If the summer spare had to be used with 3 winters due to a puncture would that be safe?

 

Cheers

Always kept it on a normal tyre in the polo i used to drive.

However, also only had front snow tyres on the front. Apparently its dangerous, but if you think about what your doing, its fine. Also, if you accelerate around a corner in the snow, the front pulls it round but the back doesnt grip, so you get a nice sideways control,able slide on. Its all fun if your expecting it and drive accordingly

If I was to buy 4 winter tyres what would people advise i do about the spare? Buy a 5th Winter tyre, or not bother?

 

If the summer spare had to be used with 3 winters due to a puncture would that be safe?

When I first got winter tyres I asked a Swedish colleague for advice. He said it was common in Sweden to just have four winter tyres and rely on the spare for 'getting to the nearest tyre fitters', so I did the same for the first year.

 

By the next year I thought about how difficult is was to get replacement winter tyres during the winter, so decided to get a spare.

 

Currently for the car with winter tyres we have 5 steel wheels fitted with winter tyres and a new unfitted spare in a shed. For the cars running on all-season tyres we have (or will have) 5 standard sized wheels fitted with asymmetric all-season tyres and an unused spare spare in the shed.

 

As an aside, I'm loathe to buy a car that doesn't have room for a full size spare, not least because of the problem of where to put the road wheel if you need to use the spare. In addition I don't see the point in having a 'full size' spare that is different to the standard road wheels and thus imposes a 50 mph speed limit. How crap is that?

 

 

ETA: using a summer as a spare with three winter tyres ought to be treated the same as using a space saver spare - I think all fwd cars specify that the space saver should be fitted to the back, and the top speed must be severely limited. I would do the same if using a summer tyre like this.

Spare non-directional winter or all-season preferred and easy to do if you've already used them.  Remember that they will have aged.

 

If 4x4 or throughout the summer, I wouldn't worry so much. On FWD don't use less than 3 winter tyres in winter (allowing for spare fitted).

 

Maxxis do "summer" tyres with some winter properties - check manufacturers' websites as they are hard to categorise by suppliers.  Some "basic" ones I would only buy for use as a spare, but that's normally for short-term use.

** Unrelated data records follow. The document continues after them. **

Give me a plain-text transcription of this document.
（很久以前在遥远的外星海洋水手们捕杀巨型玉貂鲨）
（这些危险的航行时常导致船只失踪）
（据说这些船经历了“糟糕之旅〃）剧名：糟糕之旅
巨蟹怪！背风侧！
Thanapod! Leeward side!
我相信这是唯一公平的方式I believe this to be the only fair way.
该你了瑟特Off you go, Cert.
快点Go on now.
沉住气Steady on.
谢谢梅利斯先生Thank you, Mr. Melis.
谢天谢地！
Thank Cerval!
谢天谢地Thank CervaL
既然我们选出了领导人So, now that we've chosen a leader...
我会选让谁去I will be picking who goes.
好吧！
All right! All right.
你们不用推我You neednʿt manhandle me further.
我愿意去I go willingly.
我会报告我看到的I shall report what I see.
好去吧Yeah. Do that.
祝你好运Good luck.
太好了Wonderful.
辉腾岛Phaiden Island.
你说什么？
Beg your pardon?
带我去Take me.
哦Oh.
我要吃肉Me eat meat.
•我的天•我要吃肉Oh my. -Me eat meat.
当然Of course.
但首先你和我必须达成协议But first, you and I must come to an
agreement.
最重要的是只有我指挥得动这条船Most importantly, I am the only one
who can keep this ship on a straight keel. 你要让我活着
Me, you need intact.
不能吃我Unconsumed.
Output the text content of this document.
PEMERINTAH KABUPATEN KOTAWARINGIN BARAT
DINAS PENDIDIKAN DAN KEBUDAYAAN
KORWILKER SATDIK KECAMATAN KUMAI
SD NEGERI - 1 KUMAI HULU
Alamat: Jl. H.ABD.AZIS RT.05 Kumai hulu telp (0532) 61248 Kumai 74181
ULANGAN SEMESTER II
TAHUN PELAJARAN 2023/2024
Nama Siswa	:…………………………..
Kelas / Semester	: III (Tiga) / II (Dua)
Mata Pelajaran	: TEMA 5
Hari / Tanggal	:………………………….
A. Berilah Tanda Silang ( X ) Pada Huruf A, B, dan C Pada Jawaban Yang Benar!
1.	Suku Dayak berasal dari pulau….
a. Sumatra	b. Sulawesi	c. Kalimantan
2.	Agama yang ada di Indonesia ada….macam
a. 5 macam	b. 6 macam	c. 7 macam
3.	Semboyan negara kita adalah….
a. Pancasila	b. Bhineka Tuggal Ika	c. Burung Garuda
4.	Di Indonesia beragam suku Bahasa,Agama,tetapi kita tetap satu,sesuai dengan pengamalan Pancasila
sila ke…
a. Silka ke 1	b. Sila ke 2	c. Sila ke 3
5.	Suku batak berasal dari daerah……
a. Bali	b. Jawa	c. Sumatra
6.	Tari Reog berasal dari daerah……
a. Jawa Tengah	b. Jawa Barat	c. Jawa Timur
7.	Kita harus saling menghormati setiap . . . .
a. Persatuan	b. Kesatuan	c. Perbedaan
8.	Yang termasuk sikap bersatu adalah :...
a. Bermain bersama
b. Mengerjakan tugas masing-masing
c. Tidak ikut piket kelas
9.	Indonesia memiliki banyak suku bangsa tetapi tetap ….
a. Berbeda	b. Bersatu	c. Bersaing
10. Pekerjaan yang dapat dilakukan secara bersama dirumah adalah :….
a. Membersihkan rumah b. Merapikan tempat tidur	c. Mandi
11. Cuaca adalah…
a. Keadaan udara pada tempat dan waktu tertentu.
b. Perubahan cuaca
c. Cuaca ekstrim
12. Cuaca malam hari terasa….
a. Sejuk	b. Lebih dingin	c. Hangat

An all season spare is not a bad compromise, especially if your existing one is old.

I have 5 alloys with summers and 5 steels with winters (spare is asymmetric, rest are directional) because I'm very fussy about things being correct and also because I don't want to have a spare with any restrictions on it.

  • 3 months later...

I live in Finland and I've got 5x summers and 4x winters, but that's because I was too lazy to hunt down the additional 16 inch rim for the winter and source an additional tyre.  I ended up just carrying the spare summer around, but on an all wheel drive car, that's probably as useful as a chocolate teapot... 

 

On the other car, I just run wheels in fours and carry a Slime puncture repair kit. There's no room for any kind of spare.